Z tej perspektywy oczywisty jest nie tylko zakaz wprowadzania w błąd co do właściwości produktów leczniczych, przez zapewnienie, czyli zagwarantowanie wysokiej jego skuteczności w leczeniu; ale również zakazane jest sugerowanie konsumentowi tych właściwości.

Ostatecznie warto pamiętać także , że zgodnie z definicją zawartą w art. 2 pkt 32 Prawa farmaceutycznego:

„produktem leczniczym – jest substancja lub mieszanina substancji, przedstawiana jako posiadająca właściwości zapobiegania lub leczenia chorób występujących u ludzi lub zwierząt, lub podawana w celu postawienia diagnozy lub w celu przywrócenia, poprawienia lub modyfikacji fizjologicznych funkcji organizmu poprzez działanie farmakologiczne, immunologiczne lub metaboliczne”.

Rozstrzygnięcie problemu tzw. „produktu z pogranicza” zawarte jest natomiast w art. 3a Prawa Farmaceutycznego, gdzie przesądzono, że we wszystkich przypadkach gdy produkt spełnia kryteria produktu leczniczego i innego rodzaju produktu (przykładowo: suplementu diety, kosmetyku), należy stosować przepisy dotyczące produktów leczniczych.

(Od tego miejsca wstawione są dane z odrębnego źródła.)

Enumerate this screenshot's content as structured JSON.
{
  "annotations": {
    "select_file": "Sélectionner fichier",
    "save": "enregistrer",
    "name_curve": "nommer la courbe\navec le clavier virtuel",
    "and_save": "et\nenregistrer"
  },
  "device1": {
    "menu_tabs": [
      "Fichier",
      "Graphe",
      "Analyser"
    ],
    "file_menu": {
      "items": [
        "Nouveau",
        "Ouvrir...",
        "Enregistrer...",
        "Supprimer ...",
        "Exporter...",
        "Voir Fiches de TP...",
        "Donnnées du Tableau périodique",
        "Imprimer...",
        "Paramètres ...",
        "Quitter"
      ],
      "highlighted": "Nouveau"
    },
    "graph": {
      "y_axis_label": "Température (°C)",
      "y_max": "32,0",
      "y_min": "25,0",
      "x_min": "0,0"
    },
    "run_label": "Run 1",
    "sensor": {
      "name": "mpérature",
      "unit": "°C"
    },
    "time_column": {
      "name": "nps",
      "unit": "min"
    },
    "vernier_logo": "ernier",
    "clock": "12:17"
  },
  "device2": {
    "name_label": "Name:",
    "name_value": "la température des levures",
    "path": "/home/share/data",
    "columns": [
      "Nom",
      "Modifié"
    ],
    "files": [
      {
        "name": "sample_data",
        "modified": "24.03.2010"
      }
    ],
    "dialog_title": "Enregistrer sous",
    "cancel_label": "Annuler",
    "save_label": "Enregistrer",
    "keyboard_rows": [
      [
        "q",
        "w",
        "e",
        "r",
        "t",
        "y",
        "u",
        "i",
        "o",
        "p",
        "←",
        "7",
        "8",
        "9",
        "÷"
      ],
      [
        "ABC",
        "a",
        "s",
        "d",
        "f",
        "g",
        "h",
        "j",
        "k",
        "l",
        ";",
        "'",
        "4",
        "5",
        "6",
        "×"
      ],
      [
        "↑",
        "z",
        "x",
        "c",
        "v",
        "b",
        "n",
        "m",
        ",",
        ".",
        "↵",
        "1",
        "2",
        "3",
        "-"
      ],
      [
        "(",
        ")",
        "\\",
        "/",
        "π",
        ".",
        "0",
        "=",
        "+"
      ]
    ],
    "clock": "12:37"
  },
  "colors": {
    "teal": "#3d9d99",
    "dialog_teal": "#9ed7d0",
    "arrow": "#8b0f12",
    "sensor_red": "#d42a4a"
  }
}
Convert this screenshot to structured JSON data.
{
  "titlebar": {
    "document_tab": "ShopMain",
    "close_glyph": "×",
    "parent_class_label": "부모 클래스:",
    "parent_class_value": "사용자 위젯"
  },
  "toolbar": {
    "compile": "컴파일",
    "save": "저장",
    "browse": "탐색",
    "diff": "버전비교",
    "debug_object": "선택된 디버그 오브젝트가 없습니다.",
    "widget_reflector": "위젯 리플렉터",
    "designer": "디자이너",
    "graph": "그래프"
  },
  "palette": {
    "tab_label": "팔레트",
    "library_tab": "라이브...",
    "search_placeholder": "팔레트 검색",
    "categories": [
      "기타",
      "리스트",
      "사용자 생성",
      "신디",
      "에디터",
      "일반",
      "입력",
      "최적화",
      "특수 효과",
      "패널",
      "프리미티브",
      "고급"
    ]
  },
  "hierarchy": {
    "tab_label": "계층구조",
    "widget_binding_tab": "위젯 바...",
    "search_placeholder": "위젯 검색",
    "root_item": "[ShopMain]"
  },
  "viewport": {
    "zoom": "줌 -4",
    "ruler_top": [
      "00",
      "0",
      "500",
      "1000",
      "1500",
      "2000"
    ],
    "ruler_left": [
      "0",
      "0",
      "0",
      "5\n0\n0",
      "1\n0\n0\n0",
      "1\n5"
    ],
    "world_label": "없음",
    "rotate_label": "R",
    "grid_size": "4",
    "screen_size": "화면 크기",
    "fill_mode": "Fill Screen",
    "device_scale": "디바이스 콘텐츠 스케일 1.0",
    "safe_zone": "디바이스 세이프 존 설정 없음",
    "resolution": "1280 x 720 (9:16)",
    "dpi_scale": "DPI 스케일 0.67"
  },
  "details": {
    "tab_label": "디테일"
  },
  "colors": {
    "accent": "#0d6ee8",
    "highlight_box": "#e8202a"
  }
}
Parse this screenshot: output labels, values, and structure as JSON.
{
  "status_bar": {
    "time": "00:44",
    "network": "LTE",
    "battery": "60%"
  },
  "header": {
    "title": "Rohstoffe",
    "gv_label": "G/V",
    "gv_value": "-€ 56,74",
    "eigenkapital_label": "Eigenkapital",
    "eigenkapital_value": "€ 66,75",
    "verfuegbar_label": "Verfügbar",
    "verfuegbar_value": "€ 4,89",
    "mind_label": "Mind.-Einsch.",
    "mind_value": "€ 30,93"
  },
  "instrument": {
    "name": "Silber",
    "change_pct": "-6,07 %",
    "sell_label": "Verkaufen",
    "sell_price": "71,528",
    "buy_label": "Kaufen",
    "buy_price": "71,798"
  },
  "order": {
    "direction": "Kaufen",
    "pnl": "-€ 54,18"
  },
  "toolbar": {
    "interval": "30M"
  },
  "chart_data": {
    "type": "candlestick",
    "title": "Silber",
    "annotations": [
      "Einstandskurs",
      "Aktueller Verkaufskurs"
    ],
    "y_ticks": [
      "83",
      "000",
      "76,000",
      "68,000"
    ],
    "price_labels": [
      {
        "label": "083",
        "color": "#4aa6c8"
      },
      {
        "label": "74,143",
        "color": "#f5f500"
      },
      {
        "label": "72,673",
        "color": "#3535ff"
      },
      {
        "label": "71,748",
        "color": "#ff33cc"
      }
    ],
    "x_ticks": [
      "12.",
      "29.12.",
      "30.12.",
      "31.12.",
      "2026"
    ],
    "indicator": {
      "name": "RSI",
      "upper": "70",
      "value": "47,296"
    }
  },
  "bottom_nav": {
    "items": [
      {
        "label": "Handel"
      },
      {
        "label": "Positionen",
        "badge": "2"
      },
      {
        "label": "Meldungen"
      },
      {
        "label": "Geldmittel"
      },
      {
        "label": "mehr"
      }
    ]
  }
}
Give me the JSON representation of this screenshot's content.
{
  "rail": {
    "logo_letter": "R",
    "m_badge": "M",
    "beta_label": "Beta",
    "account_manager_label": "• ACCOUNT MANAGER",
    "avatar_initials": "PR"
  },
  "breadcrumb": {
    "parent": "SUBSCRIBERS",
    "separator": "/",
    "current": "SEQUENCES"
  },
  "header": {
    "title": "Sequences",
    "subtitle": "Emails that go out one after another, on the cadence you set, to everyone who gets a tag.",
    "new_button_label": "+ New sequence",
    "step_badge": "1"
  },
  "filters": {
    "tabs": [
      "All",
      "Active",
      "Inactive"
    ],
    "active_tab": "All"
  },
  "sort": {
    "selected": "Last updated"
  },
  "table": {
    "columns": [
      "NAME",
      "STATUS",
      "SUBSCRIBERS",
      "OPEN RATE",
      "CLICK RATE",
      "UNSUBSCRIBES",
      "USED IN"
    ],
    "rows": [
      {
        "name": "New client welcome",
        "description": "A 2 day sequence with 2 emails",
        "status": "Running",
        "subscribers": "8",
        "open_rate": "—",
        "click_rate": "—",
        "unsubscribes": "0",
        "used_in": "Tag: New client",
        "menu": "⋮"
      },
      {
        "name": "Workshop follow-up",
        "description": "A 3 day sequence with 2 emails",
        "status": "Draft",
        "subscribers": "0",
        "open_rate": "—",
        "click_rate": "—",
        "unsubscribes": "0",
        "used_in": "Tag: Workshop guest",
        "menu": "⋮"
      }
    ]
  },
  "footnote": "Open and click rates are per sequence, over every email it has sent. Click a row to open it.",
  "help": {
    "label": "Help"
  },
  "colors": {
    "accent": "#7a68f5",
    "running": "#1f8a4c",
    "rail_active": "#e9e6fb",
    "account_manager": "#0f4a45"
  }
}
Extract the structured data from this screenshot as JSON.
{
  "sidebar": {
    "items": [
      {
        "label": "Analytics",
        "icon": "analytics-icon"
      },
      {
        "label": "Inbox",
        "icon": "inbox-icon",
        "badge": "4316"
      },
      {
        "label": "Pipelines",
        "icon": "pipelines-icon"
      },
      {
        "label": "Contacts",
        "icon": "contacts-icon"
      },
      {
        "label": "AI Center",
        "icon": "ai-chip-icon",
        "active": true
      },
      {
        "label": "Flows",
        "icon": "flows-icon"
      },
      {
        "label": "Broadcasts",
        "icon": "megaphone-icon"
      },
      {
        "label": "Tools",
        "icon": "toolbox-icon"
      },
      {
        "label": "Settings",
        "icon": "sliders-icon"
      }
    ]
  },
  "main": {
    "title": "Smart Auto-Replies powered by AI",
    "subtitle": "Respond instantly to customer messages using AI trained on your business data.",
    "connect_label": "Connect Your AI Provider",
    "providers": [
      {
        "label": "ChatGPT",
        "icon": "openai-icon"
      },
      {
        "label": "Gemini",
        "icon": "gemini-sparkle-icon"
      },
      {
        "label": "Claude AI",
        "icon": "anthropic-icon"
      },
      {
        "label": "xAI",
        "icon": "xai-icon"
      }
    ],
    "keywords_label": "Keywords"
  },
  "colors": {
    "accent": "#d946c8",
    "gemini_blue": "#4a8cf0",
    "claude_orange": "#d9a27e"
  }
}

Oznacza to, że przedstawienie produktu jako posiadającego właściwości zapobiegania lub leczenia chorób może prowadzić do uznania, że będzie on podlegał reżimowi Prawa Farmaceutycznego, co w konsekwencji nakładałoby na przedsiębiorcę różnorodne obowiązki w zaostrzonym reżimie dystrybucji regulowanej.

Planowanie akcji marketingowych przy obecnie funkcjonujących regulacjach nie jest zadaniem, które łatwo wykonać bez specjalistycznej obsługi prawnej. Marketing produktu kierowany do konsumenta rządzi się natomiast jeszcze większymi wymaganiami, których zignorowanie może często prowadzić do konieczności konfrontacji z organami ochrony konsumentów. Choć przypisanie produktom cech korzystnych dla zdrowia z marketingowego punktu widzenia wydaje się przynosić same korzyści, nieodpowiednie posłużenie się taką reklamą może wiązać się również z przykrymi konsekwencjami, jedną z których jest postępowanie przed Urzędem Ochrony Konkurencji i Konsumentów w sprawie praktyk naruszających zbiorowy interes konsumentów.